I'm trying to visualize what this all means.  Soon the 7200 bitcoins per day max will be halved to 3600.

So now we have 3600 bitcoins spread out among...what would people guess...200TH/s once ASIC hits?  2,000TH/s?

aye, it's really hard to speculate now and comes down to just how much miners are willing to spend to buy asics. The preorders currently put the new hash rate at maybe 45TH by reward halving(much citation needed still). And will be largely influenced by how well the release goes and whether that encourages more miners to buy equipment or not.
BFL won't get to 2000TH/s any time soon. If you think about it, using the current SC ASICs that would be 2000 MiniRigs or 50,000 singles. Given the little we know about BFL's production and assuming that the new singles/minirigs take as long to produce as the old ones, how long do you think it will take to get 50,000 singles out the door?
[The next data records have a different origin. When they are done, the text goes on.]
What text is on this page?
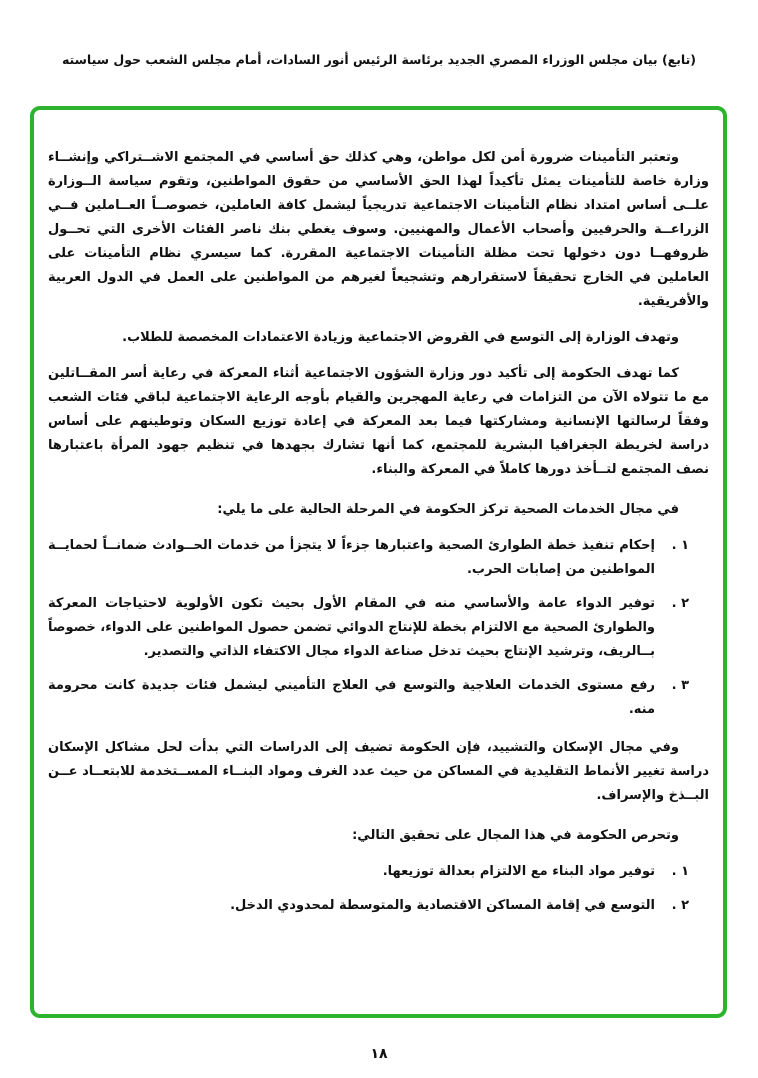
(تابع) بيان مجلس الوزراء المصري الجديد برئاسة الرئيس أنور السادات، أمام مجلس الشعب حول سياسته

وتعتبر التأمينات ضرورة أمن لكل مواطن، وهي كذلك حق أساسي في المجتمع الاشــتراكي وإنشــاء وزارة خاصة للتأمينات يمثل تأكيداً لهذا الحق الأساسي من حقوق المواطنين، وتقوم سياسة الــوزارة علــى أساس امتداد نظام التأمينات الاجتماعية تدريجياً ليشمل كافة العاملين، خصوصــاً العــاملين فــي الزراعــة والحرفيين وأصحاب الأعمال والمهنيين. وسوف يغطي بنك ناصر الفئات الأخرى التي تحــول ظروفهــا دون دخولها تحت مظلة التأمينات الاجتماعية المقررة. كما سيسري نظام التأمينات على العاملين في الخارج تحقيقاً لاستقرارهم وتشجيعاً لغيرهم من المواطنين على العمل في الدول العربية والأفريقية.

وتهدف الوزارة إلى التوسع في القروض الاجتماعية وزيادة الاعتمادات المخصصة للطلاب.

كما تهدف الحكومة إلى تأكيد دور وزارة الشؤون الاجتماعية أثناء المعركة في رعاية أسر المقــاتلين مع ما تتولاه الآن من التزامات في رعاية المهجرين والقيام بأوجه الرعاية الاجتماعية لباقي فئات الشعب وفقاً لرسالتها الإنسانية ومشاركتها فيما بعد المعركة في إعادة توزيع السكان وتوطينهم على أساس دراسة لخريطة الجغرافيا البشرية للمجتمع، كما أنها تشارك بجهدها في تنظيم جهود المرأة باعتبارها نصف المجتمع لتــأخذ دورها كاملاً في المعركة والبناء.

في مجال الخدمات الصحية تركز الحكومة في المرحلة الحالية على ما يلي:

١ .
إحكام تنفيذ خطة الطوارئ الصحية واعتبارها جزءاً لا يتجزأ من خدمات الحــوادث ضمانــاً لحمايــة المواطنين من إصابات الحرب.
٢ .
توفير الدواء عامة والأساسي منه في المقام الأول بحيث تكون الأولوية لاحتياجات المعركة والطوارئ الصحية مع الالتزام بخطة للإنتاج الدوائي تضمن حصول المواطنين على الدواء، خصوصاً بــالريف، وترشيد الإنتاج بحيث تدخل صناعة الدواء مجال الاكتفاء الذاتي والتصدير.
٣ .
رفع مستوى الخدمات العلاجية والتوسع في العلاج التأميني ليشمل فئات جديدة كانت محرومة منه.

وفي مجال الإسكان والتشييد، فإن الحكومة تضيف إلى الدراسات التي بدأت لحل مشاكل الإسكان دراسة تغيير الأنماط التقليدية في المساكن من حيث عدد الغرف ومواد البنــاء المســتخدمة للابتعــاد عــن البــذخ والإسراف.

وتحرص الحكومة في هذا المجال على تحقيق التالي:

١ .
توفير مواد البناء مع الالتزام بعدالة توزيعها.
٢ .
التوسع في إقامة المساكن الاقتصادية والمتوسطة لمحدودي الدخل.
١٨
Of course, the $70M that would bring in at current prices finance quite the expansion.

We know via Bit-Pay that they got at least a quarter million dollars yesterday alone.

http://www.marketwatch.com/story/bitpay-shatters-record-for-bitcoin-payment-processing-2012-06-26

That buys 8.3 minirigs or 8.3 Terahashes.
Do you think they'll be able to ship out 8.3TH/s worth of gear in one day?